Florida state Sen. Rosalind Osgood held a community meeting on Thursday, Aug. 24 at First Baptist Piney Grove in Lauderdale Lakes to discuss the school district’s possible course of action with the new standards. While the meeting did consist of current and previous Broward County school board members, the meeting itself was independent of BCPS.
In 2022, College Board announced that they would be piloting their new AP African American History course in 60 high schools across the U.S. and would eventually make the course available to all high schools by the 2024-2025 school year. The new class covers topics of migration and the African diaspora, intersectionality, creativity, expressions, the arts, resistance and resilience and Critical Race Theory.
Soon after the AP African American History outline was shared, the Florida State Board of Education banned the teaching of this course in the state of Florida, saying it violated state law and lacked educational value.
The legislature, backed by DeSantis, banned the teaching of Critical Race Theory from public schools and in workplace training through House Bill 7, Individual Freedom and W.O.K.E. Act, respectively. Since the AP African American History course discusses race, ethnicity, class, gender and religion its content violates this law as of July 2022.
“In Florida, we are taking a stand against the state-sanctioned racism that is Critical Race Theory,” DeSantis said. “We won’t allow Florida tax dollars to be spent teaching kids to hate our country or to hate each other.”

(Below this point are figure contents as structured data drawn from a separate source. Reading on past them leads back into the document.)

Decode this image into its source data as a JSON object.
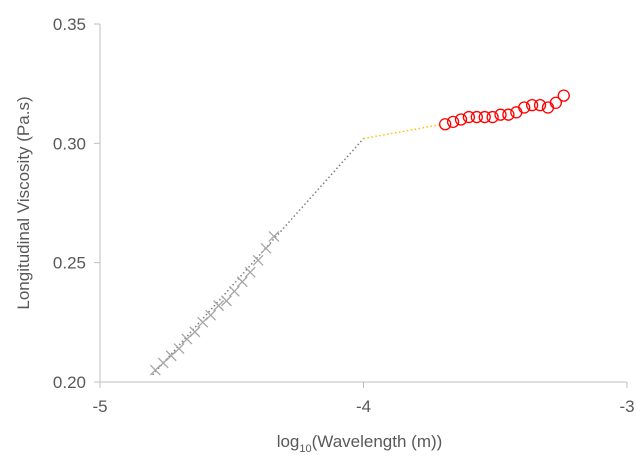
{
  "chart_data": {
    "type": "scatter",
    "title": "",
    "xlabel_main": "log",
    "xlabel_sub": "10",
    "xlabel_rest": "(Wavelength (m))",
    "ylabel": "Longitudinal Viscosity (Pa.s)",
    "xlim": [
      -5,
      -3
    ],
    "ylim": [
      0.2,
      0.35
    ],
    "x_ticks": [
      -5,
      -4,
      -3
    ],
    "x_tick_labels": [
      "-5",
      "-4",
      "-3"
    ],
    "y_ticks": [
      0.2,
      0.25,
      0.3,
      0.35
    ],
    "y_tick_labels": [
      "0.20",
      "0.25",
      "0.30",
      "0.35"
    ],
    "grid": false,
    "legend": "none",
    "series": [
      {
        "marker": "cross",
        "color": "#a6a6a6",
        "x": [
          -4.79,
          -4.76,
          -4.73,
          -4.7,
          -4.67,
          -4.64,
          -4.61,
          -4.58,
          -4.55,
          -4.52,
          -4.49,
          -4.46,
          -4.43,
          -4.4,
          -4.37,
          -4.34
        ],
        "y": [
          0.205,
          0.208,
          0.211,
          0.214,
          0.218,
          0.221,
          0.225,
          0.228,
          0.232,
          0.234,
          0.238,
          0.242,
          0.246,
          0.251,
          0.256,
          0.261
        ]
      },
      {
        "marker": "circle",
        "color": "#ff0000",
        "x": [
          -3.69,
          -3.66,
          -3.63,
          -3.6,
          -3.57,
          -3.54,
          -3.51,
          -3.48,
          -3.45,
          -3.42,
          -3.39,
          -3.36,
          -3.33,
          -3.3,
          -3.27,
          -3.24
        ],
        "y": [
          0.308,
          0.309,
          0.31,
          0.311,
          0.311,
          0.311,
          0.311,
          0.312,
          0.312,
          0.313,
          0.315,
          0.316,
          0.316,
          0.315,
          0.317,
          0.32
        ]
      }
    ],
    "lines": [
      {
        "style": "dotted",
        "color": "#7f7f7f",
        "x": [
          -4.8,
          -4.0
        ],
        "y": [
          0.203,
          0.302
        ]
      },
      {
        "style": "dotted",
        "color": "#ffc000",
        "x": [
          -4.0,
          -3.7
        ],
        "y": [
          0.302,
          0.308
        ]
      }
    ]
  }
}
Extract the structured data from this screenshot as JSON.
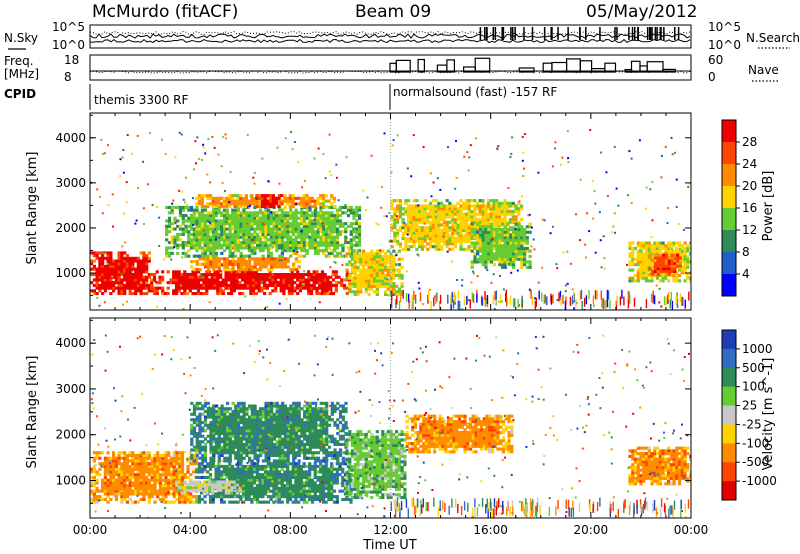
{
  "header": {
    "station": "McMurdo (fitACF)",
    "beam": "Beam 09",
    "date": "05/May/2012"
  },
  "strip_labels": {
    "nsky": "N.Sky",
    "freq_line1": "Freq.",
    "freq_line2": "[MHz]",
    "cpid": "CPID",
    "nsearch": "N.Search",
    "nave": "Nave"
  },
  "strip_ticks": {
    "nsky_top": "10^5",
    "nsky_bottom": "10^0",
    "nsearch_top": "10^5",
    "nsearch_bottom": "10^0",
    "freq_top": "18",
    "freq_bottom": "8",
    "nave_top": "60",
    "nave_bottom": "0"
  },
  "cpid_segments": [
    {
      "label": "themis 3300 RF",
      "start_hour": 0
    },
    {
      "label": "normalsound (fast) -157 RF",
      "start_hour": 12
    }
  ],
  "chart_data": [
    {
      "type": "heatmap",
      "panel": "power",
      "xlabel": "",
      "ylabel": "Slant Range [km]",
      "xlim": [
        0,
        24
      ],
      "ylim": [
        180,
        4550
      ],
      "y_ticks": [
        "1000",
        "2000",
        "3000",
        "4000"
      ],
      "colorbar_label": "Power [dB]",
      "colorbar_ticks": [
        "4",
        "8",
        "12",
        "16",
        "20",
        "24",
        "28"
      ],
      "colorbar_colors": [
        "#0000ff",
        "#1e5fc8",
        "#2e8b57",
        "#66cc33",
        "#ffd200",
        "#ff8c00",
        "#ff4500",
        "#ee0000"
      ],
      "regions": [
        {
          "t": [
            0.0,
            2.4
          ],
          "r": [
            520,
            1450
          ],
          "level": 7
        },
        {
          "t": [
            2.4,
            10.4
          ],
          "r": [
            520,
            1050
          ],
          "level": 7
        },
        {
          "t": [
            4.0,
            8.3
          ],
          "r": [
            1050,
            1350
          ],
          "level": 5
        },
        {
          "t": [
            3.0,
            10.8
          ],
          "r": [
            1350,
            2450
          ],
          "level": 3
        },
        {
          "t": [
            4.2,
            9.8
          ],
          "r": [
            2450,
            2700
          ],
          "level": 5
        },
        {
          "t": [
            6.6,
            7.6
          ],
          "r": [
            2450,
            2700
          ],
          "level": 7
        },
        {
          "t": [
            10.2,
            12.4
          ],
          "r": [
            500,
            1500
          ],
          "level": 4
        },
        {
          "t": [
            12.0,
            17.2
          ],
          "r": [
            1500,
            2600
          ],
          "level": 4
        },
        {
          "t": [
            15.2,
            17.6
          ],
          "r": [
            1100,
            2100
          ],
          "level": 3
        },
        {
          "t": [
            21.5,
            24.0
          ],
          "r": [
            800,
            1700
          ],
          "level": 4
        },
        {
          "t": [
            22.3,
            23.6
          ],
          "r": [
            950,
            1400
          ],
          "level": 6
        }
      ]
    },
    {
      "type": "heatmap",
      "panel": "velocity",
      "xlabel": "Time UT",
      "ylabel": "Slant Range [km]",
      "xlim": [
        0,
        24
      ],
      "ylim": [
        180,
        4550
      ],
      "y_ticks": [
        "1000",
        "2000",
        "3000",
        "4000"
      ],
      "x_ticks": [
        "00:00",
        "04:00",
        "08:00",
        "12:00",
        "16:00",
        "20:00",
        "00:00"
      ],
      "colorbar_label": "Velocity [m s^-1]",
      "colorbar_ticks": [
        "1000",
        "500",
        "100",
        "25",
        "-25",
        "-100",
        "-500",
        "-1000"
      ],
      "colorbar_colors": [
        "#1e3cb4",
        "#2f6ec0",
        "#2e8b57",
        "#66cc33",
        "#c8c8c8",
        "#ffd200",
        "#ff8c00",
        "#ff4500",
        "#e00000"
      ],
      "regions": [
        {
          "t": [
            0.0,
            4.2
          ],
          "r": [
            500,
            1600
          ],
          "level": 6
        },
        {
          "t": [
            4.2,
            10.4
          ],
          "r": [
            500,
            1400
          ],
          "level": 2
        },
        {
          "t": [
            4.0,
            10.2
          ],
          "r": [
            1400,
            2700
          ],
          "level": 2
        },
        {
          "t": [
            3.4,
            6.0
          ],
          "r": [
            700,
            1000
          ],
          "level": 4
        },
        {
          "t": [
            10.2,
            12.6
          ],
          "r": [
            600,
            2100
          ],
          "level": 3
        },
        {
          "t": [
            12.6,
            16.8
          ],
          "r": [
            1600,
            2400
          ],
          "level": 6
        },
        {
          "t": [
            21.5,
            24.0
          ],
          "r": [
            900,
            1700
          ],
          "level": 6
        }
      ]
    }
  ]
}
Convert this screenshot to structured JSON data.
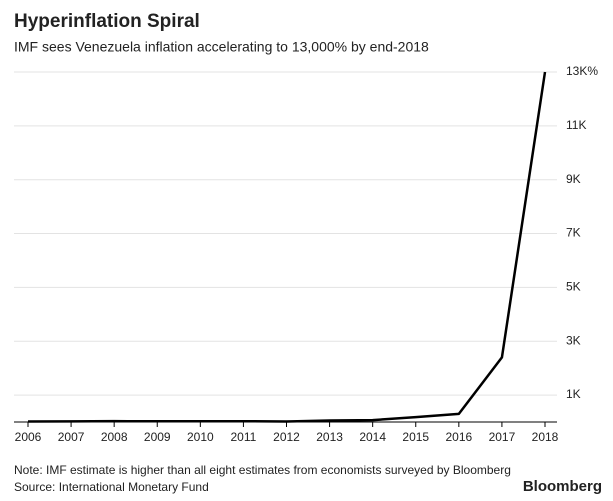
{
  "chart_data": {
    "type": "line",
    "title": "Hyperinflation Spiral",
    "subtitle": "IMF sees Venezuela inflation accelerating to 13,000% by end-2018",
    "note": "Note: IMF estimate is higher than all eight estimates from economists surveyed by Bloomberg",
    "source": "Source: International Monetary Fund",
    "brand": "Bloomberg",
    "categories": [
      "2006",
      "2007",
      "2008",
      "2009",
      "2010",
      "2011",
      "2012",
      "2013",
      "2014",
      "2015",
      "2016",
      "2017",
      "2018"
    ],
    "values": [
      17,
      22,
      31,
      26,
      29,
      28,
      20,
      56,
      69,
      181,
      300,
      2400,
      13000
    ],
    "color": "#000000",
    "ylim": [
      0,
      13000
    ],
    "yticks": [
      {
        "value": 1000,
        "label": "1K"
      },
      {
        "value": 3000,
        "label": "3K"
      },
      {
        "value": 5000,
        "label": "5K"
      },
      {
        "value": 7000,
        "label": "7K"
      },
      {
        "value": 9000,
        "label": "9K"
      },
      {
        "value": 11000,
        "label": "11K"
      },
      {
        "value": 13000,
        "label": "13K%"
      }
    ],
    "grid": true
  }
}
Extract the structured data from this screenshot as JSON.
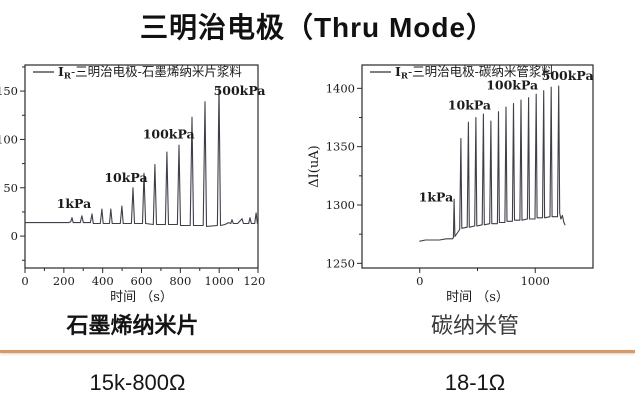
{
  "title": "三明治电极（Thru Mode）",
  "colors": {
    "line": "#3f3f4a",
    "annotation": "#4646c4",
    "axis": "#2a2a2a",
    "divider": "#d5996a",
    "title": "#111111"
  },
  "footer": {
    "materials": [
      {
        "label": "石墨烯纳米片"
      },
      {
        "label": "碳纳米管"
      }
    ],
    "resistances": [
      {
        "value": "15k-800Ω"
      },
      {
        "value": "18-1Ω"
      }
    ]
  },
  "chart_data": [
    {
      "type": "line",
      "name": "graphene-nanosheet-response",
      "legend": {
        "prefix": "I",
        "sub": "R",
        "rest": "-三明治电极-石墨烯纳米片浆料"
      },
      "xlabel": "时间 （s）",
      "ylabel": "",
      "xlim": [
        0,
        1200
      ],
      "ylim": [
        -33,
        177
      ],
      "xticks_major": [
        0,
        200,
        400,
        600,
        800,
        1000,
        1200
      ],
      "xticks_minor": [
        100,
        300,
        500,
        700,
        900,
        1100
      ],
      "yticks_major": [
        0,
        50,
        100,
        150
      ],
      "yticks_minor": [
        -25,
        25,
        75,
        125,
        175
      ],
      "grid": false,
      "pressure_steps_kPa": [
        1,
        10,
        100,
        500
      ],
      "baseline": 14,
      "peaks": [
        [
          242,
          19
        ],
        [
          293,
          21
        ],
        [
          345,
          23
        ],
        [
          396,
          28
        ],
        [
          442,
          28
        ],
        [
          499,
          31
        ],
        [
          556,
          50
        ],
        [
          613,
          65
        ],
        [
          669,
          74
        ],
        [
          731,
          87
        ],
        [
          793,
          94
        ],
        [
          860,
          123
        ],
        [
          927,
          139
        ],
        [
          999,
          154
        ],
        [
          1066,
          17
        ],
        [
          1118,
          18
        ],
        [
          1159,
          19
        ],
        [
          1190,
          24
        ]
      ],
      "annotations": [
        {
          "text": "1kPa",
          "t": 252,
          "v": 29
        },
        {
          "text": "10kPa",
          "t": 520,
          "v": 56
        },
        {
          "text": "100kPa",
          "t": 740,
          "v": 101
        },
        {
          "text": "500kPa",
          "t": 1105,
          "v": 146
        }
      ],
      "points": [
        [
          0,
          14
        ],
        [
          60,
          14
        ],
        [
          120,
          14
        ],
        [
          180,
          14
        ],
        [
          225,
          14
        ],
        [
          236,
          15
        ],
        [
          242,
          19
        ],
        [
          248,
          14
        ],
        [
          285,
          14
        ],
        [
          293,
          21
        ],
        [
          300,
          14
        ],
        [
          337,
          14
        ],
        [
          345,
          23
        ],
        [
          352,
          13
        ],
        [
          388,
          13
        ],
        [
          396,
          28
        ],
        [
          403,
          13
        ],
        [
          435,
          13
        ],
        [
          442,
          28
        ],
        [
          449,
          13
        ],
        [
          491,
          13
        ],
        [
          499,
          31
        ],
        [
          506,
          13
        ],
        [
          548,
          13
        ],
        [
          556,
          50
        ],
        [
          564,
          13
        ],
        [
          605,
          13
        ],
        [
          613,
          65
        ],
        [
          621,
          13
        ],
        [
          661,
          12
        ],
        [
          669,
          74
        ],
        [
          677,
          12
        ],
        [
          723,
          12
        ],
        [
          731,
          87
        ],
        [
          739,
          12
        ],
        [
          785,
          12
        ],
        [
          793,
          94
        ],
        [
          801,
          11
        ],
        [
          851,
          11
        ],
        [
          860,
          123
        ],
        [
          868,
          11
        ],
        [
          918,
          11
        ],
        [
          927,
          139
        ],
        [
          935,
          10
        ],
        [
          991,
          11
        ],
        [
          999,
          154
        ],
        [
          1007,
          11
        ],
        [
          1030,
          12
        ],
        [
          1048,
          14
        ],
        [
          1060,
          13
        ],
        [
          1066,
          17
        ],
        [
          1073,
          13
        ],
        [
          1095,
          13
        ],
        [
          1118,
          18
        ],
        [
          1125,
          13
        ],
        [
          1152,
          13
        ],
        [
          1159,
          19
        ],
        [
          1166,
          13
        ],
        [
          1183,
          13
        ],
        [
          1190,
          24
        ],
        [
          1197,
          13
        ],
        [
          1200,
          14
        ]
      ]
    },
    {
      "type": "line",
      "name": "carbon-nanotube-response",
      "legend": {
        "prefix": "I",
        "sub": "R",
        "rest": "-三明治电极-碳纳米管浆料"
      },
      "xlabel": "时间 （s）",
      "ylabel": "ΔI(uA)",
      "xlim": [
        -500,
        1500
      ],
      "ylim": [
        1246,
        1420
      ],
      "xticks_major": [
        0,
        1000
      ],
      "xticks_minor": [
        500
      ],
      "yticks_major": [
        1250,
        1300,
        1350,
        1400
      ],
      "yticks_minor": [
        1275,
        1325,
        1375
      ],
      "grid": false,
      "pressure_steps_kPa": [
        1,
        10,
        100,
        500
      ],
      "baseline": 1270,
      "peaks": [
        [
          297,
          1305
        ],
        [
          356,
          1357
        ],
        [
          421,
          1371
        ],
        [
          486,
          1375
        ],
        [
          551,
          1378
        ],
        [
          616,
          1372
        ],
        [
          682,
          1380
        ],
        [
          747,
          1384
        ],
        [
          812,
          1387
        ],
        [
          877,
          1390
        ],
        [
          942,
          1392
        ],
        [
          1008,
          1395
        ],
        [
          1073,
          1398
        ],
        [
          1138,
          1401
        ],
        [
          1203,
          1402
        ]
      ],
      "annotations": [
        {
          "text": "1kPa",
          "t": 140,
          "v": 1303
        },
        {
          "text": "10kPa",
          "t": 430,
          "v": 1382
        },
        {
          "text": "100kPa",
          "t": 800,
          "v": 1399
        },
        {
          "text": "500kPa",
          "t": 1280,
          "v": 1407
        }
      ],
      "points": [
        [
          0,
          1269
        ],
        [
          50,
          1270
        ],
        [
          110,
          1270
        ],
        [
          170,
          1270
        ],
        [
          230,
          1271
        ],
        [
          283,
          1271
        ],
        [
          291,
          1272
        ],
        [
          297,
          1305
        ],
        [
          304,
          1273
        ],
        [
          346,
          1279
        ],
        [
          356,
          1357
        ],
        [
          364,
          1280
        ],
        [
          411,
          1281
        ],
        [
          421,
          1371
        ],
        [
          429,
          1281
        ],
        [
          476,
          1282
        ],
        [
          486,
          1375
        ],
        [
          494,
          1282
        ],
        [
          541,
          1283
        ],
        [
          551,
          1378
        ],
        [
          559,
          1283
        ],
        [
          606,
          1284
        ],
        [
          616,
          1372
        ],
        [
          624,
          1284
        ],
        [
          672,
          1284
        ],
        [
          682,
          1380
        ],
        [
          690,
          1285
        ],
        [
          737,
          1285
        ],
        [
          747,
          1384
        ],
        [
          755,
          1286
        ],
        [
          802,
          1286
        ],
        [
          812,
          1387
        ],
        [
          820,
          1287
        ],
        [
          867,
          1287
        ],
        [
          877,
          1390
        ],
        [
          885,
          1287
        ],
        [
          932,
          1288
        ],
        [
          942,
          1392
        ],
        [
          950,
          1288
        ],
        [
          998,
          1288
        ],
        [
          1008,
          1395
        ],
        [
          1016,
          1289
        ],
        [
          1063,
          1289
        ],
        [
          1073,
          1398
        ],
        [
          1081,
          1289
        ],
        [
          1128,
          1290
        ],
        [
          1138,
          1401
        ],
        [
          1146,
          1290
        ],
        [
          1193,
          1290
        ],
        [
          1203,
          1402
        ],
        [
          1212,
          1293
        ],
        [
          1222,
          1288
        ],
        [
          1235,
          1291
        ],
        [
          1248,
          1285
        ],
        [
          1258,
          1283
        ]
      ]
    }
  ]
}
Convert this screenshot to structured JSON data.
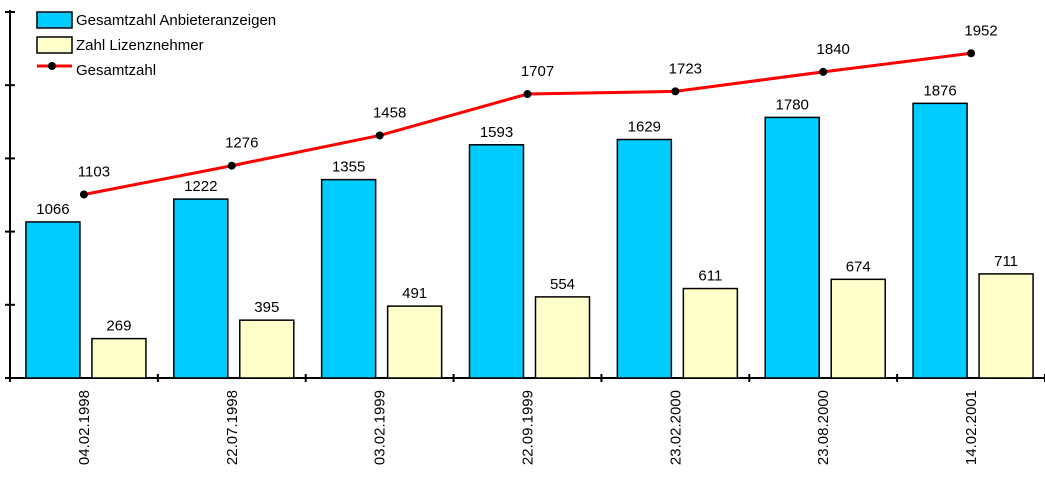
{
  "chart_data": {
    "type": "bar_line",
    "categories": [
      "04.02.1998",
      "22.07.1998",
      "03.02.1999",
      "22.09.1999",
      "23.02.2000",
      "23.08.2000",
      "14.02.2001"
    ],
    "series": [
      {
        "name": "Gesamtzahl Anbieteranzeigen",
        "type": "bar",
        "color": "#00ccff",
        "values": [
          1066,
          1222,
          1355,
          1593,
          1629,
          1780,
          1876
        ]
      },
      {
        "name": "Zahl Lizenznehmer",
        "type": "bar",
        "color": "#ffffcc",
        "values": [
          269,
          395,
          491,
          554,
          611,
          674,
          711
        ]
      },
      {
        "name": "Gesamtzahl",
        "type": "line",
        "axis": "y2",
        "color": "#ff0000",
        "values": [
          1103,
          1276,
          1458,
          1707,
          1723,
          1840,
          1952
        ]
      }
    ],
    "ylim": [
      0,
      2500
    ],
    "yticks": [
      0,
      500,
      1000,
      1500,
      2000,
      2500
    ],
    "y2lim": [
      0,
      2200
    ],
    "y2ticks": [],
    "legend": "top-left"
  }
}
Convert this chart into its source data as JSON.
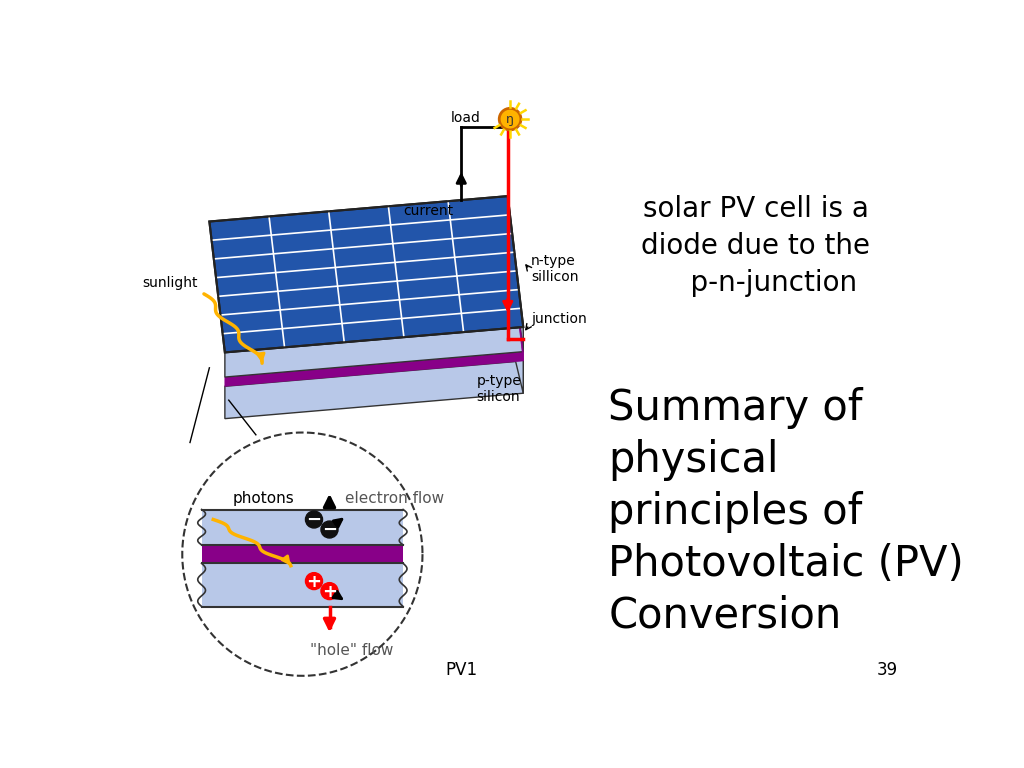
{
  "background_color": "#ffffff",
  "title_text": "solar PV cell is a\ndiode due to the\n    p-n-junction",
  "summary_text": "Summary of\nphysical\nprinciples of\nPhotovoltaic (PV)\nConversion",
  "page_number": "39",
  "slide_label": "PV1",
  "title_fontsize": 20,
  "summary_fontsize": 30,
  "small_fontsize": 11,
  "label_fontsize": 10,
  "panel_blue": "#2255aa",
  "panel_blue_dark": "#1a3f80",
  "panel_cell_light": "#4477cc",
  "n_silicon_color": "#b8c8e8",
  "p_silicon_color": "#b8c8e8",
  "junction_color": "#880088",
  "circle_bg": "#ffffff"
}
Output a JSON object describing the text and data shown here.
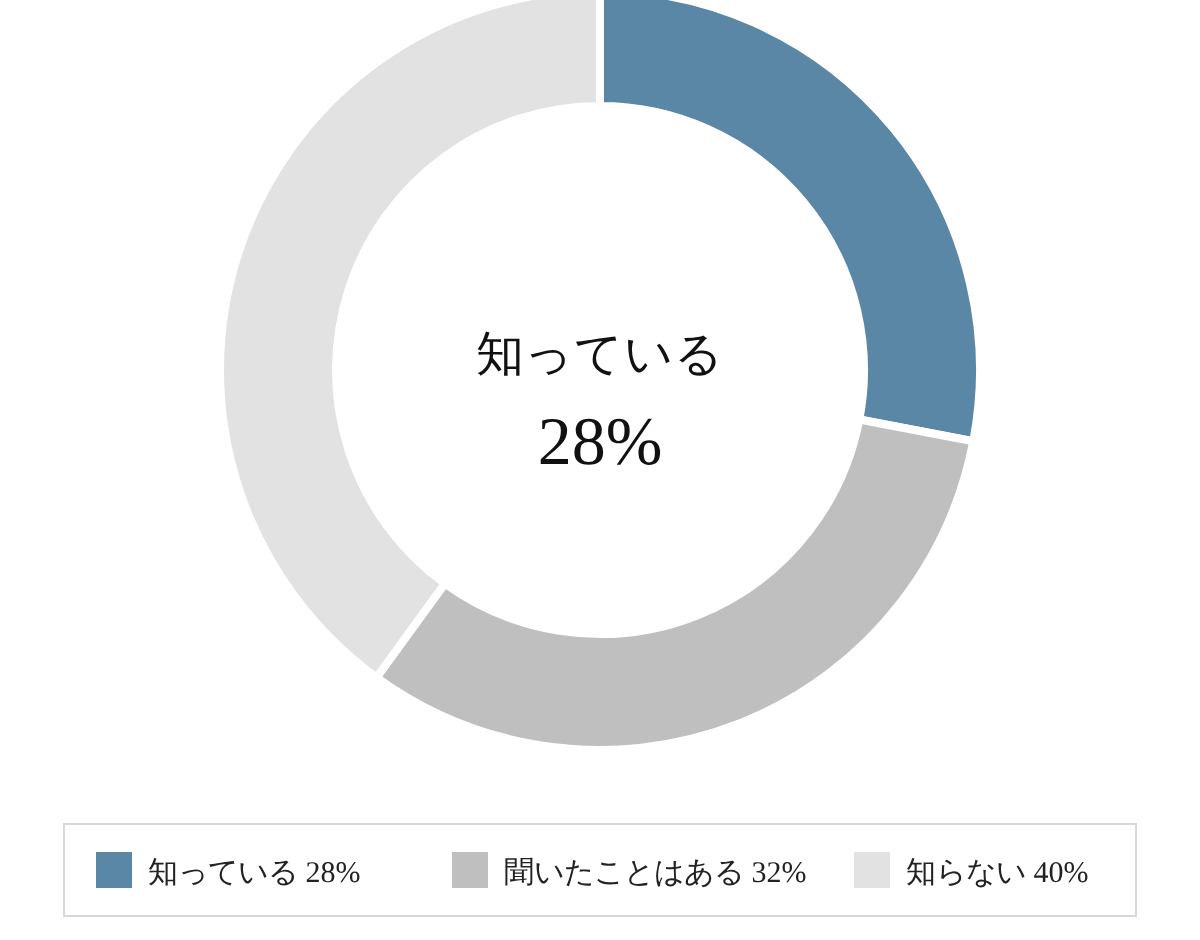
{
  "chart_data": {
    "type": "donut",
    "categories": [
      "知っている",
      "聞いたことはある",
      "知らない"
    ],
    "values": [
      28,
      32,
      40
    ],
    "value_labels": [
      "28%",
      "32%",
      "40%"
    ],
    "colors": [
      "#5a87a5",
      "#bfbfbf",
      "#e2e2e2"
    ],
    "legend": "bottom",
    "annotations": [
      "知っている",
      "28%"
    ]
  }
}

Supporters of CRT argue that racism is a part of daily life, whether white or non-white people intend to fuel it or not, while others say CRT targets white people to feel guilty about their ancestors wrong-doings.
Prior to the piloted AP African American History course, Marjory Stoneman Douglas High School already offered an African History Honors class as an elective for its students.
“I first took the African History course my sophomore year,” MSD Black Student Union event coordinator Eleasha Augustin said. “It was an exciting class period, we would talk about different eras of African American history. Not just slavery, but your main influential African American leaders, and also how much each [leader] affects society as a whole for African Americans today.”
Elizabeth Ziolkowski, a Holocaust and African History Honors teacher at Marjory Stoneman Douglas, said she cannot comment on the standards or the teaching of them as the this year is her first teaching the African History Honors course.
“I can see why some people think that the changes were necessary, but I don’t because it is my first year teaching [the subject],” Ziolkowski said.
However, Ziolkowski expressed concerns that the new standards, instead of adding a new perspective to teach “both sides,” are rather taking away one side.
“I’m skeptical anytime the standards sort of undergo a change like that because I think that more often than not recently, we see it excluding different narratives instead of broadening the scope of what students can learn about,” Ziolkowski said.
The recent changes to Black American history has made people worry about how it will affect future generations of kids and has caused people to advocate for change.
“Black history is everywhere and in everything whether people like it or not.” Augustin said. “Pay attention to the news around you, it’s easy just to move on and think this won’t affect me so why care. Don’t think it is not your fight, it’s everyone’s and we each need to take part in it.”